War planes launched a series of bombing raids on Maarat al-Numan and nearby villages on Wednesday morning, the British-based Syrian Observatory for Human Rights said.
It said that so far five people from one family, including a child and a woman, were killed in Wednesday's assault.
For two weeks, rebels have surrounded and attacked Wadi al-Deif, an army base east of Maarat al-Numan, and the army has responded with heavy bombardment in the surrounding areas.
More than 32,000 people have been killed in the conflict, according to the Observatory, and the number rises daily.
Bassam, a 19-year old construction worker from a village near Maarat al-Numan, accused the army of revenge attacks.
"Every time the rebels make an advance, we get hit. Plus we have Free Syrian Army members in the town. So we are basically getting the brunt of army's revenge attacks."

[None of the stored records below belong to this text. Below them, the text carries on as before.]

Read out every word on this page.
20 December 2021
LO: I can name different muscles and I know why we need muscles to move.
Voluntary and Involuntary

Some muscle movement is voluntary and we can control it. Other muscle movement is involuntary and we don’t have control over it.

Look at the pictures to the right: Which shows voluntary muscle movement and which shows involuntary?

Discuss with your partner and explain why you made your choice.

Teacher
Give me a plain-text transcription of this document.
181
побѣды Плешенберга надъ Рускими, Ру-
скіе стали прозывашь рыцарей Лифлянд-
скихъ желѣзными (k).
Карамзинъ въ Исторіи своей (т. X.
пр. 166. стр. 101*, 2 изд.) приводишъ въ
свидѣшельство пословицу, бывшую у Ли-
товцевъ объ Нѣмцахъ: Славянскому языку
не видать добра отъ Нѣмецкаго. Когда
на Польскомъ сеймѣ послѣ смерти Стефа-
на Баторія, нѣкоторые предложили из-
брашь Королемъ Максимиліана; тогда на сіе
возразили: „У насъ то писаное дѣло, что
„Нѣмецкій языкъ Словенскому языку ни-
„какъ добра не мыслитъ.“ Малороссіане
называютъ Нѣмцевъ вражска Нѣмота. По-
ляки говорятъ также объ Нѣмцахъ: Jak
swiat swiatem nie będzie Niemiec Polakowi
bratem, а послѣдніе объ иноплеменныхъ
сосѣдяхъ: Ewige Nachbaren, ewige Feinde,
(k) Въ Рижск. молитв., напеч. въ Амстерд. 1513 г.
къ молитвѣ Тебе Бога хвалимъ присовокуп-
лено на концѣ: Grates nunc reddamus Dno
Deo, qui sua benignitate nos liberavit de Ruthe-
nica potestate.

Refugees are given two meals a day by volunteers from Turkish charities but those living here are suffering from the rain and cold nights that warn of winter ahead. The tents were provided by various charities although the major international agencies did not appear to be present.
At dusk, families huddled around camp fires, their only source of heat.
Most had hoped to go to Turkey but have been stuck on the Syrian side of the border. Turkey, with more than 100,000 refugees, says it is filled to capacity until it can build more camps. In the meantime, families here wait in the hope those promises will come through.
With no official patron, conditions are poor and worsening as the inhabitants increase. There are only two toilets for a group that likely numbers around 10,000 people.
The reek of sewage pervades the camp and a small first aid tent is always crowded with those seeking medical help.
Women complained they had no place to bathe - washing areas are out in the open.
"I haven't been able to wash myself since we arrived a week ago. I see women rinsing off in their clothes" said Lama, a young woman whose family fled with dozens of people from their small village in Idlib, Kafar Awaid.
Families began gathering on the border here two months ago, and those who first arrived spent weeks camped under the trees before charities started to bring tents.
With numbers now rapidly rising, they are calling for more aid, particularly blankets and clothes for people who have arrived with nothing.
At the bottom of the hill, Haitham Balbash and his sons dug channels around their mud-splattered tent, hoping to channel the rain away from their tiny shelter that houses his family of 12.
"Bombs, bombs, bombs. I've lost five relatives this month," he sighed. "My house was leveled. We went to another village. Then it started getting hit, so we felt there was no choice left but to come and wait here."
He wiped the rain off the leathered skin on his face, shaking his head as he considered where his country is heading.
"Is there anything left of Syria? I don't even think about my own future, my life is over at this point. I just hope it will end for my children."
Many families, desperate to find shelter and fed up with waiting, headed to the nearby Bab al-Hawa crossing, but Turkey grants entrance only to those with passports. Many have fled with no identification or never got a passport.
A crowd of men and women holding crying babies demanded entrance but officials shut the gates on them.
Inside the makeshift camp in Syria, young Nabil considered returning to home to Jabal al-Zawiya despite the shelling.
"I think I'd rather die as a martyr from bombs than live here, like an animal."